I’ll try to find the clean out cap and maybe try there.

PC

-This isn’t the first time I’ve tried to use a round plunger on a toilet with a square outlet and couldn’t get a seal. Has toilet technology outpaced plungers? or vice versa?

I’m confused too, so are you saying that something in the tank is broken and it’s only flushing everyother time (which would be a compleatly separate problem, to be dealt with after the clog is fixed), or are you saying that you can flush once and all appears normal and then you flush again and it’s backed up, wait for it to drain and then it’ll flush normal once, then clog once? If that’s the case, my guess is that the clog is several “pipe feet” away. What’s happening is that the water drains past the clog leaving all that empty space in the pipe, when you flush the first time the water hit’s that clog and fills up the void, but not enough for you to notice, the second flush fills it the rest of the way and backs it up into your toilet. The next question…In between flushes (before the “good” flush) is there water in the bowl. If there is I might be worried (I’m not a plumber so I could be wrong on this). As the water is flowing past the clog, it should create a siphon effect and pull the water out of the bowl (thus emptying the trap as well), if it’s not pulling the water out of the bowl, I would guess that the clog is past the vent (the vent is there partially to make sure that a siphon effect pulls air from the outside, rather then pull water out of the trap (before anyone get’s nitpicky I know that’s not the only reason, but I believe it is one of them)), if the clog is past the trap, you won’t be able to build up pressure with the plunger to break it up. If that’s the case, hopefully there’s a cleanout somewhere you can get at, or you might need a longer snake.

Did this happen all of a sudden? Or are you in a new home? Need to know if its worth presenting my solution.

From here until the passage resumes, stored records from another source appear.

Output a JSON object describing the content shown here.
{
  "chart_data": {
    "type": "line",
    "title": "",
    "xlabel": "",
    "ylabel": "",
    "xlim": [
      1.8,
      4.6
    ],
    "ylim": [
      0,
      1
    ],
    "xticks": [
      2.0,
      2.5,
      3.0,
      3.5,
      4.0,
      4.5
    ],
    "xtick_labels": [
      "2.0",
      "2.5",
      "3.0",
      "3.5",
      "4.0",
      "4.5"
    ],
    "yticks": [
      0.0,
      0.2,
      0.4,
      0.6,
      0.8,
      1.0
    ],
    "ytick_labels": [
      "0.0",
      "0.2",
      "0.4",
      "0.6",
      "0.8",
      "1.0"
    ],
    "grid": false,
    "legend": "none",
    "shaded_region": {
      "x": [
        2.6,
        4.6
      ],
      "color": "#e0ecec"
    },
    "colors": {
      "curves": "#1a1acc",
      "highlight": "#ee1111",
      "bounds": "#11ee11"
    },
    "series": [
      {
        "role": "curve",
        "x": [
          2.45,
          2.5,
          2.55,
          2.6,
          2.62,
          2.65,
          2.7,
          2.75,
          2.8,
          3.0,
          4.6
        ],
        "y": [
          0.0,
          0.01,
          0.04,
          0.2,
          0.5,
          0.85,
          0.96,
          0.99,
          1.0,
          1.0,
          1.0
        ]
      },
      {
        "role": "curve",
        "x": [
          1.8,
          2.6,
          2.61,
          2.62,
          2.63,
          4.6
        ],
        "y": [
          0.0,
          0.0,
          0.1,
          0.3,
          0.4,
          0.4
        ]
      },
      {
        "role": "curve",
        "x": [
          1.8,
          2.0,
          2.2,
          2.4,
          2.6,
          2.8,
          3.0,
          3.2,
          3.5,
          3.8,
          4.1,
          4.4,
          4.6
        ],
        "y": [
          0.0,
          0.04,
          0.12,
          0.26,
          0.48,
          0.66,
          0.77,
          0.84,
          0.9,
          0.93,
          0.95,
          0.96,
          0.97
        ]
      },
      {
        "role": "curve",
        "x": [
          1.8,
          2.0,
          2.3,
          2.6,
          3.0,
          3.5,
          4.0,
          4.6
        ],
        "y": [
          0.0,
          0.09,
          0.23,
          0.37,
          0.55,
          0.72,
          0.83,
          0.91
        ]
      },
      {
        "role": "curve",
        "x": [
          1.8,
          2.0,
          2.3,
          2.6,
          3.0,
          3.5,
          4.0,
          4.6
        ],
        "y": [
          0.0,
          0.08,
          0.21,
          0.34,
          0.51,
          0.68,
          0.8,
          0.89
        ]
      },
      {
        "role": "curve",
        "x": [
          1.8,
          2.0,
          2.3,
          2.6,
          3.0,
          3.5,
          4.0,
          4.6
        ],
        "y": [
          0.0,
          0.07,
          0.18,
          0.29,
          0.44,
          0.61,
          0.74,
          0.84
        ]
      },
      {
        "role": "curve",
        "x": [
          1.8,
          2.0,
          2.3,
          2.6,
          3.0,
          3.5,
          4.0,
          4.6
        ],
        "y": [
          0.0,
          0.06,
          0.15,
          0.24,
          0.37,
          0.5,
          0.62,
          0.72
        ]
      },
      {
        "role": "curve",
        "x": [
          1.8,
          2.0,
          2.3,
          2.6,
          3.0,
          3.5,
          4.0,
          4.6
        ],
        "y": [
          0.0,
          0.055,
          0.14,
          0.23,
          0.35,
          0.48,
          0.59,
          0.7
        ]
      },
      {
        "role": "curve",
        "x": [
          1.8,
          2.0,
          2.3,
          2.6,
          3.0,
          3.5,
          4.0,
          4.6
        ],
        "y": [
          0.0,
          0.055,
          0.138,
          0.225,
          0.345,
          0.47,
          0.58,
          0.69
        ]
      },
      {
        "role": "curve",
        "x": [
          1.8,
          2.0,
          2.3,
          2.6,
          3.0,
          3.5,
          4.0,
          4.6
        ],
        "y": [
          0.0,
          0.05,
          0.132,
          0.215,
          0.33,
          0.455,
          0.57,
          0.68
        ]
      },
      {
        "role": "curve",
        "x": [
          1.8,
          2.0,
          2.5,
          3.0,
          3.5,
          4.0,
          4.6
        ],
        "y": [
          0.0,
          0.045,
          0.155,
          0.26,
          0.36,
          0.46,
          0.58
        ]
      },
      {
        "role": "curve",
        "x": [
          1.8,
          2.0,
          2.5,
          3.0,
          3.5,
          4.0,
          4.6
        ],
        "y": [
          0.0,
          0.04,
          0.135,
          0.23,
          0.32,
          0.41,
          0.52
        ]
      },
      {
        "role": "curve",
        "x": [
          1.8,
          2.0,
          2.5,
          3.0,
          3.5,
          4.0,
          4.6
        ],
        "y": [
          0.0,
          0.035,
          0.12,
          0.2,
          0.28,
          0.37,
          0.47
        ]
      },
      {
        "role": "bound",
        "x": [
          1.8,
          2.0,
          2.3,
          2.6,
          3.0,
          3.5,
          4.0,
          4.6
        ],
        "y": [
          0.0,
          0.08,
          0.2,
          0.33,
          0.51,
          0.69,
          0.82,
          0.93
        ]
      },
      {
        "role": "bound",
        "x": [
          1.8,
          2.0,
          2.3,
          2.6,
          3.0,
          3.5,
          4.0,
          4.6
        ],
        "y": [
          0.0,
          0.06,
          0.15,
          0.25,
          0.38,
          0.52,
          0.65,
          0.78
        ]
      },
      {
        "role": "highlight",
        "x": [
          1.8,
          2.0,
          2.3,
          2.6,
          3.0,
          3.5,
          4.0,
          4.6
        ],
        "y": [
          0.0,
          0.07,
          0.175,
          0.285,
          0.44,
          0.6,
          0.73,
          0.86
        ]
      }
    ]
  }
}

Sorry, I was away from a computer yesterday. (Happy 4th everyone.)
There’s water in the bowl for each flush and the bowl fills pretty full before going down, if it goes down. Otherwise it starts to form a funnel, but then stops when the water runs out. The tank seems to be fine throughout. It seems to sometimes work better (the bowl does not fill so much before emptying) than others. I’ve also recently noticed some small bubbles coming up from the outlet at the end of the flush (don’t know if they’re new since the clog or I just noticed them).
It’s not a ‘new’ home, though it’s new to me, but it’s an old one. It did happen suddenly and there were some guests over the night before it got clogged.
PC

eureka! i found someone with a similar problem- a toilet bowl with not a round drain- my Kohler toilet has a rectangular, ok- a trapezoidal shaped drain which renders round shaped plumbers helpers ineffective.

i am amazed there is not a plunger that fits these types of toilets? Anyone?

zombie or no

square is less likely to clogged by a log.

maybe Kohler has a trapezoidal shaped plunger as an accessory.